Blank Project builds on that experience. She collaborates with electronic producer Kieran Hebden and a live instrument duo called Rocketnumber9. They stay within a limited palette, despite the endless color Hebden has explored in the half-synthesized, half-live production of Four Tet. The backing is mostly confined to drum and bass, though not the break beats and squawk of d'n'b itself. The drums waver, with straight beatbox loosening into the swing of an acoustic kit. The bass is halfway between the big distoro Justice grooves that dominated the clubs circa 2007 and the muffled grind of a Steve Albini production. It's simultaneously punchy and hazy. Cherry often has the high end to herself. She carries impressive melodies, and dips into the conversational when catching her breath. The ingredients may be the post-punk, hip hop and jazz that she's always blended, but it's harder than ever to say the mix favors any of those in particular.
The record was recorded quickly, and the lyrics seem spontaneous, letting subconscious fears seep into the verses. About to cross into her 50s, letting go of vanities is a preoccupation. The title track as stunning as anything I've heard in this decade. Bass and tom-tom are chained into a single tank-tread rumble. Cherry creates a chorus out of fractured images that describe love and hate blending into ambivalence. Between the pounding and the rush of emotions, she fits the most awkward phrase imaginable: "does my ass look big in these new trousers." Not only does it not break the mood, it elevates it.
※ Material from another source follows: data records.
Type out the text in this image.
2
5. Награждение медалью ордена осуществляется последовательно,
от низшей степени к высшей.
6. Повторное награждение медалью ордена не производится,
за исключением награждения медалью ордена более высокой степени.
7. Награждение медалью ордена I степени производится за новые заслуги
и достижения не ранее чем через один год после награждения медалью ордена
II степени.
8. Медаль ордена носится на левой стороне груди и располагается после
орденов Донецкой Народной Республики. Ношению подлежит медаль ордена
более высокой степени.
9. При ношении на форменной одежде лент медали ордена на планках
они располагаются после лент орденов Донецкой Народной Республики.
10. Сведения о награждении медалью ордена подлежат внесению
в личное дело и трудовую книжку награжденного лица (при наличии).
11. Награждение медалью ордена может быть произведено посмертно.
She finds meter in the mundane fretting. Hebden sketches a few ringing sounds that make everything more ominous — the clank of a ship's bell that lags behind the beat, a cash register at the end of phrase. The last syllable of one line gets artificially down tuned to monster growl. These flashes of clear digital muddle the documentary soundscape. Life sags, aging drops you between two worlds, and Cherry stares straight into the fault line.
"Dossier" describes the trepidation of deciding to fall for pickup line. Techno searchlights flash as a girl describes the nervous energy of a first date. Vintage fly girl rap slips in and out of more modern sounds, which winds up the punch line of the final verse: it's all rumination, and they've been married for decades. There's a duet with Robyn over a basic disco that's as close as this album gets to overtly silly, though minor key changes tie it to the whole. This record has a lot of wit buried in its overcast sound.
There are so many things here that shouldn't mix, but the brute force of Cherry's personality smooths them. "Weightless" meditates on the hollow satisfactions of a shopping spree. A monotone noise rock riff drives the verse, but the turnaround is Stax/Tamla melody. It breaks down like a Sonic Youth track, but glides like radio pop. On "Everything" she's losing hearing, loosing vision. The hook is "good things come to those who wait.” So does frightening decay. Cherry has made one deep call to party.